What happened to the rubbish after collection?

The waste collected by the dustman was taken to some central depot from where it went into landfill.


The idea of council-backed recycling was never considered, although recycling did happen all the time by householders, although it was never thought of by that name.

Also, the dustmen themselves picked over the rubbish and, completely legally, took whatever they had a use for.

At any time of the year, for a tip of a few coppers, dustmen would always take away larger things that we no longer needed. This was quite a source of income for them because they invariably knew how to dispose of most things profitably.

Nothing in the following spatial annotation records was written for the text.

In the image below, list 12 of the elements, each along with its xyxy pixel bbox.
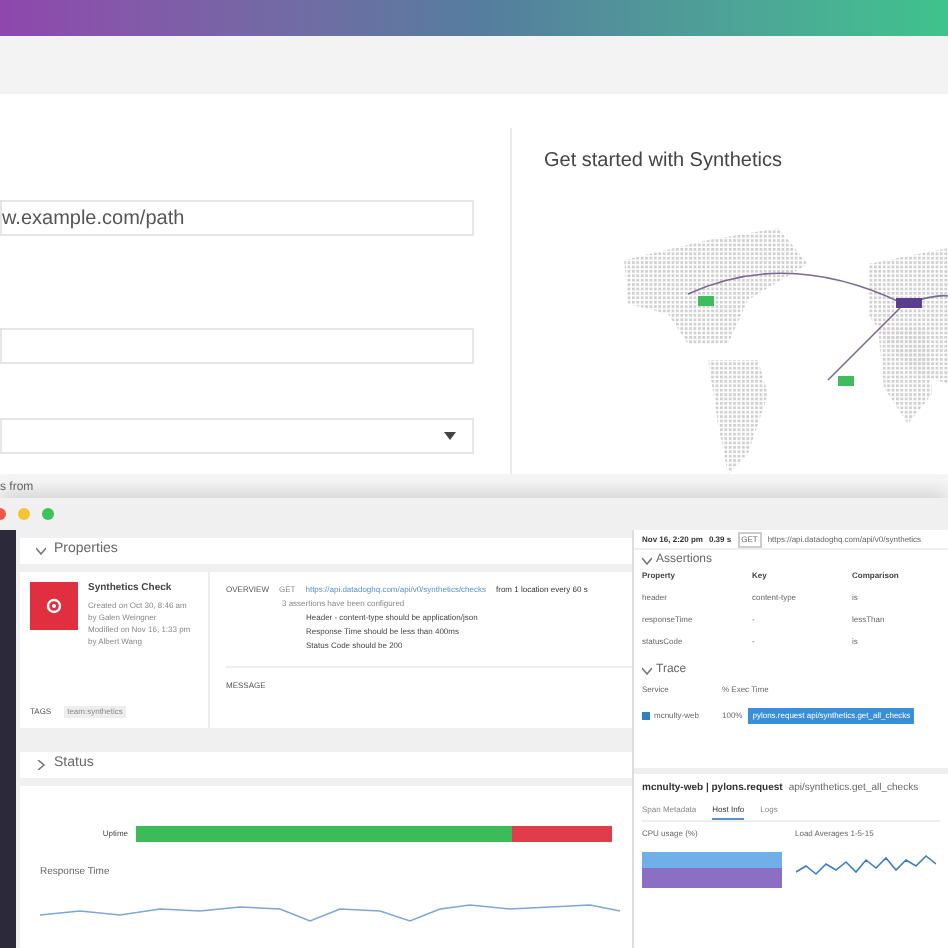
promo-title: Get started with Synthetics — [544, 148, 784, 176]
chevron-down-icon — [642, 665, 652, 675]
select-field[interactable] — [0, 418, 474, 454]
input-field[interactable] — [0, 328, 474, 364]
minimize-icon[interactable] — [18, 508, 30, 520]
maximize-icon[interactable] — [42, 508, 54, 520]
chevron-right-icon — [36, 760, 46, 770]
chevron-down-icon — [36, 546, 46, 556]
caret-icon — [444, 432, 456, 440]
url-field[interactable]: w.example.com/path — [0, 200, 474, 236]
chevron-down-icon — [642, 555, 652, 565]
check-logo-icon — [30, 582, 78, 630]
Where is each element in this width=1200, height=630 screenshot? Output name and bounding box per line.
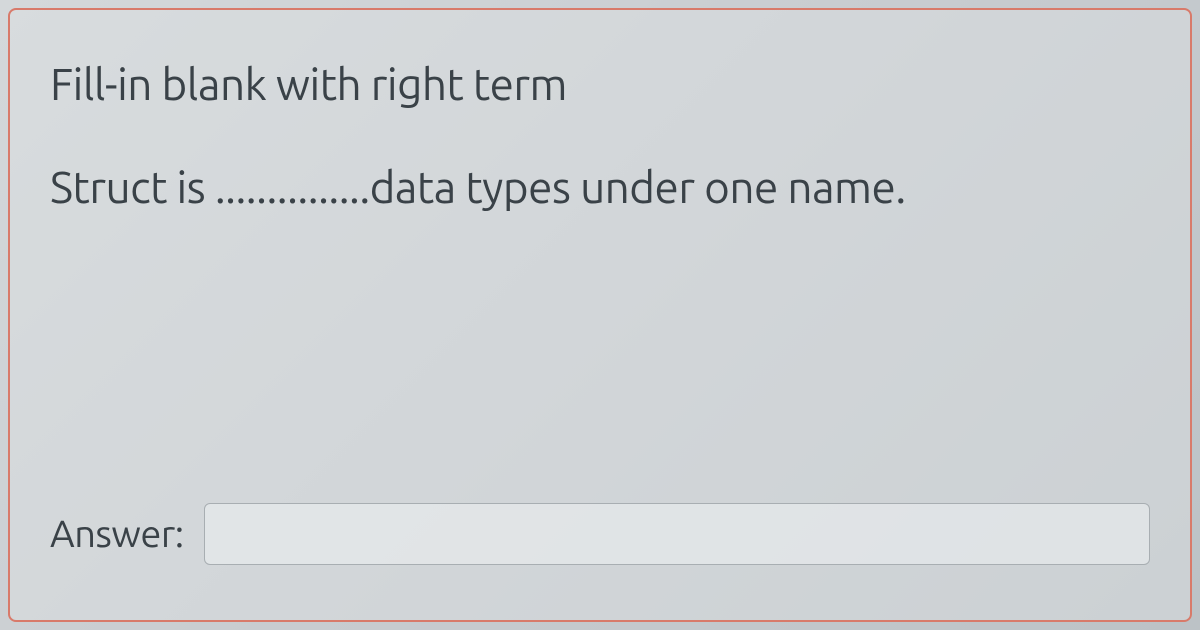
answer-input[interactable] xyxy=(204,503,1150,565)
question-card: Fill-in blank with right term Struct is … xyxy=(8,8,1192,622)
answer-row: Answer: xyxy=(50,503,1150,565)
instruction-text: Fill-in blank with right term xyxy=(50,60,1150,109)
question-prompt: Struct is ...............data types unde… xyxy=(50,159,1150,216)
answer-label: Answer: xyxy=(50,513,184,555)
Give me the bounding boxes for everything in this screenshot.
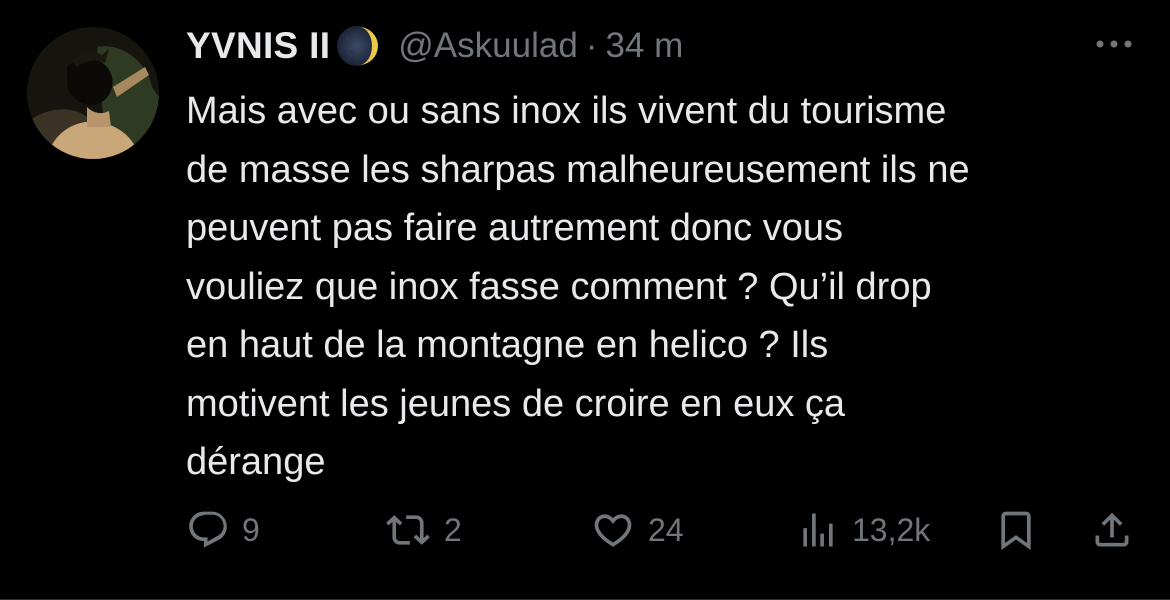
tweet-text-line: Mais avec ou sans inox ils vivent du tou…: [186, 90, 947, 132]
user-handle[interactable]: @Askuulad: [398, 26, 578, 66]
tweet-text: Mais avec ou sans inox ils vivent du tou…: [186, 82, 1146, 492]
crescent-moon-icon: [334, 23, 380, 69]
tweet-text-line: de masse les sharpas malheureusement ils…: [186, 148, 970, 191]
avatar-illustration: [27, 27, 159, 159]
like-button[interactable]: 24: [590, 504, 684, 556]
like-icon: [590, 508, 636, 552]
view-count: 13,2k: [852, 511, 931, 548]
retweet-button[interactable]: 2: [384, 504, 462, 556]
separator-dot: ·: [585, 26, 598, 65]
retweet-icon: [384, 508, 432, 552]
reply-icon: [186, 508, 230, 552]
reply-count: 9: [242, 511, 260, 548]
retweet-count: 2: [444, 511, 462, 548]
share-button[interactable]: [1090, 504, 1134, 556]
tweet-text-line: dérange: [186, 441, 326, 483]
tweet: YVNIS II @Askuulad · 34 m Mais avec ou s…: [0, 0, 1170, 600]
bookmark-icon: [994, 508, 1038, 552]
reply-button[interactable]: 9: [186, 504, 260, 556]
tweet-text-line: vouliez que inox fasse comment ? Qu’il d…: [186, 265, 932, 308]
tweet-text-line: en haut de la montagne en helico ? Ils: [186, 324, 829, 366]
avatar[interactable]: [27, 27, 159, 159]
views-icon: [796, 508, 840, 552]
tweet-text-line: motivent les jeunes de croire en eux ça: [186, 382, 846, 425]
tweet-text-line: peuvent pas faire autrement donc vous: [186, 207, 843, 249]
views-button[interactable]: 13,2k: [796, 504, 930, 556]
share-icon: [1090, 508, 1134, 552]
timestamp[interactable]: 34 m: [605, 26, 683, 66]
tweet-actions: 9 2 24 13,2k: [186, 504, 1146, 556]
tweet-header: YVNIS II @Askuulad · 34 m: [186, 22, 683, 70]
display-name[interactable]: YVNIS II: [186, 25, 330, 67]
bookmark-button[interactable]: [994, 504, 1038, 556]
more-options-icon[interactable]: [1092, 34, 1136, 54]
like-count: 24: [648, 511, 684, 548]
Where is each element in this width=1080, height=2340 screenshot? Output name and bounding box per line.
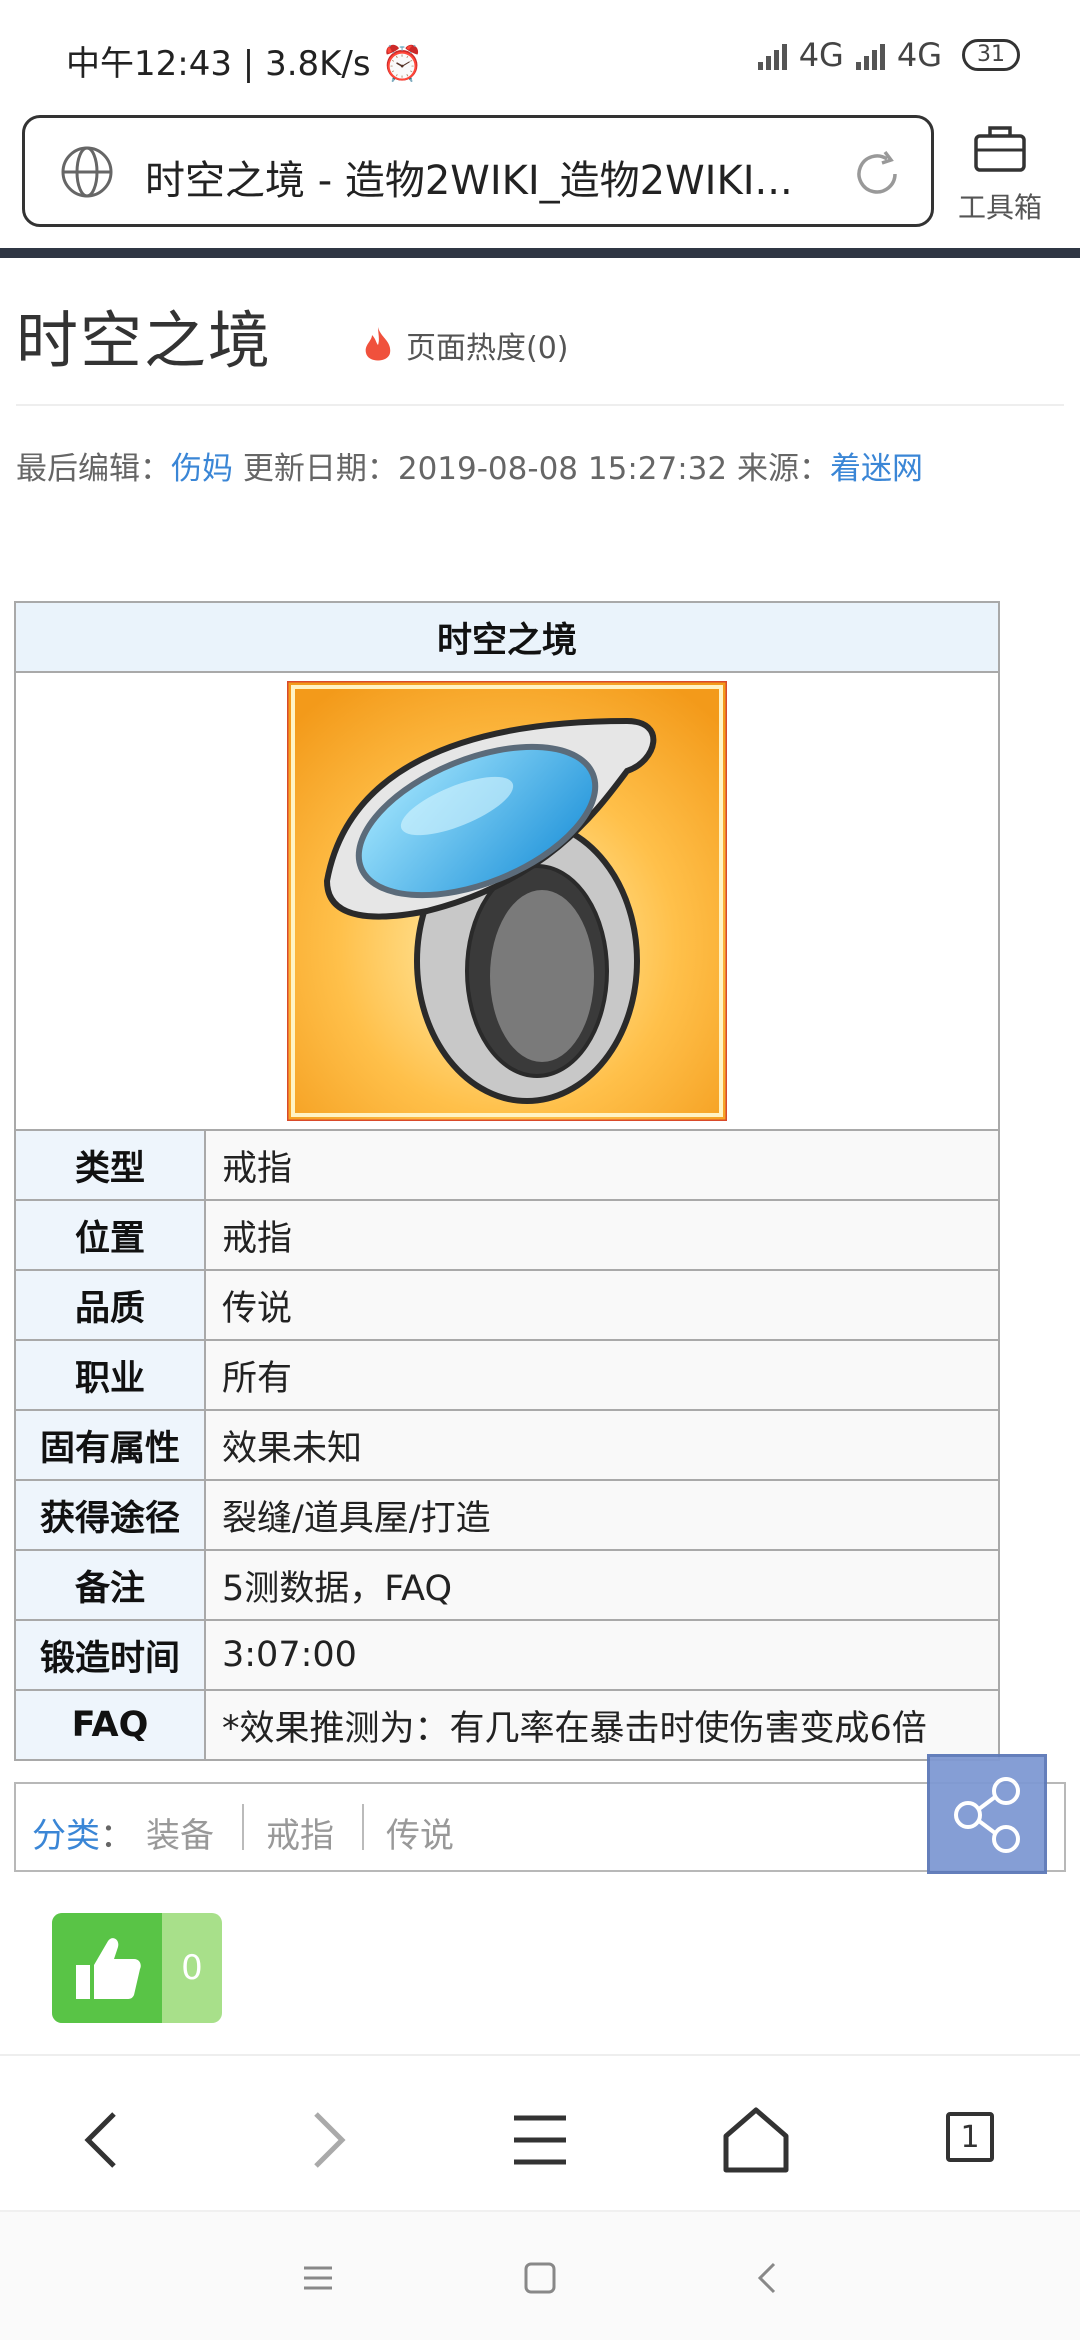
status-right: 4G 4G 31 [757,36,1020,74]
row-value: 裂缝/道具屋/打造 [204,1479,1000,1551]
category-label-text[interactable]: 分类 [32,1816,100,1856]
page-title: 时空之境 [16,304,273,377]
editor-link[interactable]: 伤妈 [171,451,233,487]
row-value: 传说 [204,1269,1000,1341]
source-label: 来源： [736,451,830,487]
category-item[interactable]: 传说 [386,1808,454,1857]
page-heat: 页面热度(0) [360,323,569,367]
infobox-row: 固有属性 效果未知 [14,1409,1000,1481]
toolbox-icon [974,126,1026,172]
battery-icon: 31 [962,39,1020,71]
editor-label: 最后编辑： [16,451,171,487]
menu-icon[interactable] [296,2256,340,2300]
network-type-1: 4G [798,36,844,74]
square-home-icon[interactable] [518,2256,562,2300]
infobox-row: 备注 5测数据，FAQ [14,1549,1000,1621]
row-value: 5测数据，FAQ [204,1549,1000,1621]
status-speed: 3.8K/s [265,44,371,84]
row-value: 所有 [204,1339,1000,1411]
alarm-icon: ⏰ [381,44,424,84]
system-nav-bar [0,2212,1080,2340]
browser-bottom-nav: 1 [0,2060,1080,2210]
hamburger-icon[interactable] [500,2100,580,2180]
category-colon: ： [100,1816,134,1856]
category-item[interactable]: 戒指 [266,1808,334,1857]
heat-text: 页面热度(0) [406,331,569,366]
share-button[interactable] [927,1754,1047,1874]
infobox-row: 职业 所有 [14,1339,1000,1411]
globe-icon [61,146,113,198]
infobox-title: 时空之境 [14,601,1000,673]
row-key: 类型 [14,1129,206,1201]
infobox-row: 类型 戒指 [14,1129,1000,1201]
row-key: FAQ [14,1689,206,1761]
network-type-2: 4G [896,36,942,74]
like-button[interactable]: 0 [52,1913,222,2023]
page-meta: 最后编辑：伤妈 更新日期：2019-08-08 15:27:32 来源：着迷网 [16,443,923,488]
status-left: 中午12:43 | 3.8K/s ⏰ [66,36,424,85]
chevron-left-icon[interactable] [66,2100,146,2180]
row-key: 固有属性 [14,1409,206,1481]
ring-image[interactable] [287,681,727,1121]
status-bar: 中午12:43 | 3.8K/s ⏰ 4G 4G 31 [0,0,1080,110]
infobox-row: 位置 戒指 [14,1199,1000,1271]
tabs-button[interactable]: 1 [932,2100,1012,2180]
row-value: 效果未知 [204,1409,1000,1481]
row-value: 戒指 [204,1199,1000,1271]
infobox: 时空之境 类型 戒指 位置 戒指 品质 传说 职业 所有 固有属性 效果未知 获… [14,601,1000,1761]
row-value: 3:07:00 [204,1619,1000,1691]
thumbs-up-icon [52,1913,162,2023]
bottom-divider [0,2054,1080,2056]
category-separator [242,1804,244,1850]
infobox-row: 获得途径 裂缝/道具屋/打造 [14,1479,1000,1551]
status-separator: | [242,44,266,84]
row-key: 品质 [14,1269,206,1341]
reload-icon[interactable] [849,146,905,202]
category-separator [362,1804,364,1850]
status-time: 中午12:43 [66,44,232,84]
infobox-row: 锻造时间 3:07:00 [14,1619,1000,1691]
category-item[interactable]: 装备 [146,1808,214,1857]
source-link[interactable]: 着迷网 [830,451,923,487]
chevron-right-icon[interactable] [284,2100,364,2180]
toolbox-label: 工具箱 [957,191,1042,224]
signal-icon-2 [855,40,885,70]
like-count: 0 [181,1948,203,1988]
row-value: 戒指 [204,1129,1000,1201]
signal-icon [757,40,787,70]
row-key: 备注 [14,1549,206,1621]
title-divider [16,404,1064,406]
row-key: 职业 [14,1339,206,1411]
category-label[interactable]: 分类： [32,1808,134,1857]
update-date: 更新日期：2019-08-08 15:27:32 [242,451,728,487]
infobox-row: 品质 传说 [14,1269,1000,1341]
toolbox-button[interactable]: 工具箱 [950,118,1050,228]
share-icon [954,1777,1020,1853]
header-divider [0,248,1080,258]
row-key: 获得途径 [14,1479,206,1551]
back-icon[interactable] [746,2256,790,2300]
url-title[interactable]: 时空之境 - 造物2WIKI_造物2WIKI... [145,148,845,206]
category-bar: 分类： 装备 戒指 传说 [14,1782,1066,1872]
fire-icon [365,327,391,361]
home-icon[interactable] [716,2100,796,2180]
row-key: 位置 [14,1199,206,1271]
infobox-row: FAQ *效果推测为：有几率在暴击时使伤害变成6倍 [14,1689,1000,1761]
row-value: *效果推测为：有几率在暴击时使伤害变成6倍 [204,1689,1000,1761]
row-key: 锻造时间 [14,1619,206,1691]
address-bar[interactable]: 时空之境 - 造物2WIKI_造物2WIKI... [22,115,934,227]
tabs-count: 1 [946,2112,994,2162]
item-image-cell [14,671,1000,1131]
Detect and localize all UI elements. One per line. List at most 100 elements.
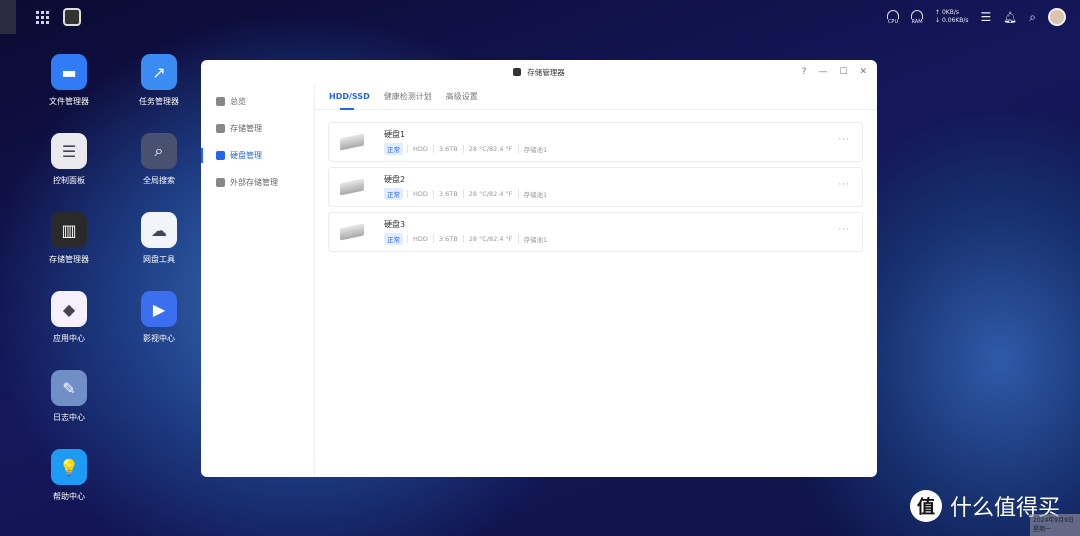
app-icon: ⌕ [141, 133, 177, 169]
desktop-icon[interactable]: ↗ 任务管理器 [114, 54, 204, 133]
disk-type: HDD [407, 235, 433, 243]
maximize-button[interactable]: ☐ [839, 67, 847, 77]
hard-disk-icon [340, 178, 364, 196]
sidebar-item-label: 外部存储管理 [230, 178, 278, 187]
disk-type: HDD [407, 190, 433, 198]
status-badge: 正常 [384, 233, 403, 245]
tab[interactable]: 高级设置 [446, 84, 478, 110]
sidebar-item-label: 总览 [230, 97, 246, 106]
desktop-icons: ▬ 文件管理器 ↗ 任务管理器 ☰ 控制面板 ⌕ 全局搜索 ▥ 存储管理器 ☁ 网盘工具 ◆ 应用中心 ▶ 影… [24, 54, 204, 528]
desktop-icon-label: 控制面板 [53, 176, 85, 185]
desktop-icon-label: 任务管理器 [139, 97, 179, 106]
app-icon: ▶ [141, 291, 177, 327]
disk-name: 硬盘1 [384, 130, 406, 139]
desktop-empty-slot [114, 370, 204, 449]
status-badge: 正常 [384, 188, 403, 200]
app-icon: ↗ [141, 54, 177, 90]
app-logo-icon [513, 68, 522, 76]
desktop-icon-label: 文件管理器 [49, 97, 89, 106]
storage-manager-taskbar-icon[interactable] [63, 8, 81, 26]
hard-disk-icon [340, 133, 364, 151]
app-icon: ☁ [141, 212, 177, 248]
sidebar-item[interactable]: 总览 [201, 88, 314, 115]
clock-date: 2024年9月9日 [1033, 517, 1074, 524]
disk-card[interactable]: 硬盘3 正常 HDD 3.6TB 28 °C/82.4 °F 存储池1 ··· [328, 212, 863, 252]
bell-icon[interactable]: 🔔︎ [1003, 11, 1017, 24]
cpu-label: CPU [887, 18, 899, 25]
disk-pool: 存储池1 [517, 144, 553, 154]
desktop-icon[interactable]: ⌕ 全局搜索 [114, 133, 204, 212]
desktop-icon[interactable]: ☁ 网盘工具 [114, 212, 204, 291]
network-speed[interactable]: ↑ 0KB/s ↓ 0.06KB/s [935, 9, 969, 25]
window-title: 存储管理器 [527, 67, 565, 77]
disk-name: 硬盘3 [384, 220, 406, 229]
desktop-icon[interactable]: ✎ 日志中心 [24, 370, 114, 449]
app-icon: ◆ [51, 291, 87, 327]
sidebar-item-label: 存储管理 [230, 124, 262, 133]
sidebar-item[interactable]: 硬盘管理 [201, 142, 314, 169]
app-icon: ▥ [51, 212, 87, 248]
sidebar-item-icon [216, 124, 225, 133]
disk-pool: 存储池1 [517, 189, 553, 199]
more-options-button[interactable]: ··· [838, 225, 850, 235]
upload-speed: ↑ 0KB/s [935, 9, 959, 16]
app-icon: ✎ [51, 370, 87, 406]
sidebar: 总览存储管理硬盘管理外部存储管理 [201, 84, 315, 477]
storage-manager-window: 存储管理器 ? — ☐ ✕ 总览存储管理硬盘管理外部存储管理 HDD/SSD 健康… [201, 60, 877, 477]
disk-name: 硬盘2 [384, 175, 406, 184]
search-icon[interactable]: ⌕ [1029, 10, 1036, 25]
disk-card[interactable]: 硬盘2 正常 HDD 3.6TB 28 °C/82.4 °F 存储池1 ··· [328, 167, 863, 207]
desktop-icon-label: 影视中心 [143, 334, 175, 343]
sidebar-item-icon [216, 178, 225, 187]
status-badge: 正常 [384, 143, 403, 155]
more-options-button[interactable]: ··· [838, 180, 850, 190]
tab[interactable]: 健康检测计划 [384, 84, 432, 110]
watermark-logo: 值 [910, 490, 942, 522]
disk-size: 3.6TB [432, 145, 463, 153]
hard-disk-icon [340, 223, 364, 241]
desktop-icon-label: 日志中心 [53, 413, 85, 422]
task-list-icon[interactable]: ☰ [981, 10, 992, 24]
disk-size: 3.6TB [432, 235, 463, 243]
more-options-button[interactable]: ··· [838, 135, 850, 145]
sidebar-item-label: 硬盘管理 [230, 151, 262, 160]
tab[interactable]: HDD/SSD [329, 84, 370, 110]
disk-temperature: 28 °C/82.4 °F [462, 190, 518, 198]
close-button[interactable]: ✕ [859, 67, 867, 77]
download-speed: ↓ 0.06KB/s [935, 17, 969, 24]
disk-temperature: 28 °C/82.4 °F [462, 145, 518, 153]
main-content: HDD/SSD 健康检测计划 高级设置 硬盘1 正常 HDD 3.6TB 28 °C… [315, 84, 877, 477]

In fact, though, there seemed to be less rubbish then than today because everything that might possibly be useful was used in some way. Usually someone could make use of unwanted things, and if not, the dustman or the rag and bone man would take things away to sell on.

How refuse collection changed over the years

From the webmaster

By the time that I was a child in the 1940s and 50s, lorries had replaced the horse and cart and it was normal practice for dustmen to collect the bins from wherever the householder left them - which was from the far end of the side entrance of the 1930s suburban semis where I lived. Other than that, dustbins, dustmen's clothes, tips, collection days, etc. were just as they had been in my mother's childhood in the early years of the 20th Century.

There were still no wheely bins, no plastic bins, no separate bins for recycled waste, no plastic bags for messy waste, no high visibility vests or overalls marked with stripes and no subcontractor logos. Neither was it the responsibility of householders to carry their bins to a central collection point. All these came much later.